In fact, the path to her application was not the easiest because she firstly had to find out the criteria that were expected from the applicants. The BAföG-claim was nerve-wrecking as well. For this, she had to compile the time she has worked full-time. "In my case, it was due to one single day, that should decide, whether I would get the support or not. This was really by a hair's breadth, otherwise eveything else would not have worked out. But the effort was worth it."

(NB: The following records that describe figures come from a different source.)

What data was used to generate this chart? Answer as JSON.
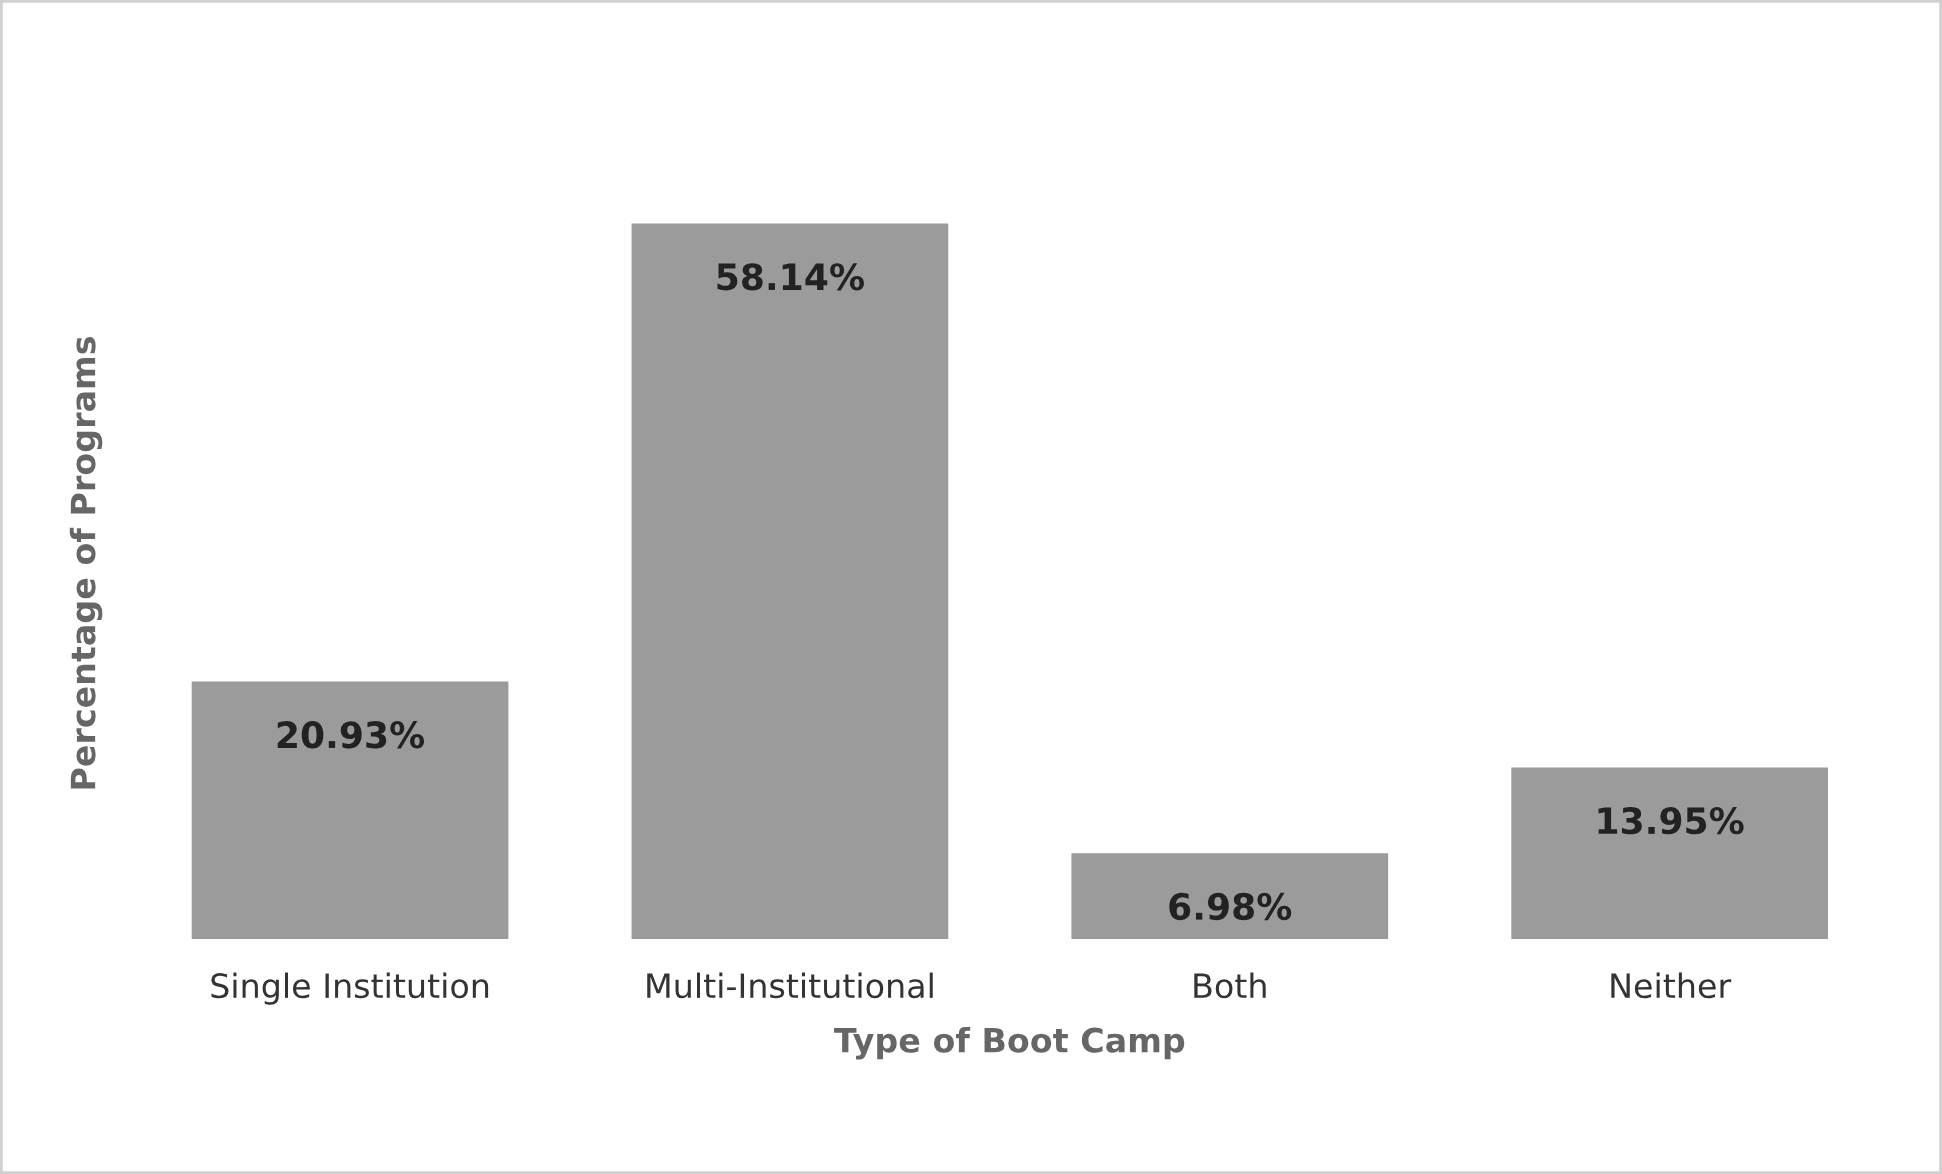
{
  "chart_data": {
    "type": "bar",
    "categories": [
      "Single Institution",
      "Multi-Institutional",
      "Both",
      "Neither"
    ],
    "values": [
      20.93,
      58.14,
      6.98,
      13.95
    ],
    "value_labels": [
      "20.93%",
      "58.14%",
      "6.98%",
      "13.95%"
    ],
    "color": "#9b9b9b",
    "xlabel": "Type of Boot Camp",
    "ylabel": "Percentage of Programs",
    "tick_labels": "x",
    "grid": false
  }
}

Staying abroad before her bachelor thesis
Blume has made it in the end. She is one of the few students, that got accepted in the subject of health economy without her A-levels. "According to my knowledge, two percent of the seats are available for professionals, Per year around 50 to 60 new students are being accepted for my study program. This means, there are only one to two seats free per year." By now, she studies in the fifth semester and wants to absolve an exchange semester in the summer, before she writes her bachelor thesis. "It was clearly the right decision. I am very happy that I am able to study. I would dare it at anytime again, even if you have a full-time job and you hence have to give up your financial security", she explains.
With regards to the question where her path is going to lead her to in the future, she answers: "I would like to get self-employed one day and I would like to step into the consultation for operational health management", she says self-confident. "You have to have to courage to got all out and you have to inform yourself." For the self-employment, she recognizes in the end "you also need a lot of courage and preferably a financial cushion. But I can imagine this for myself."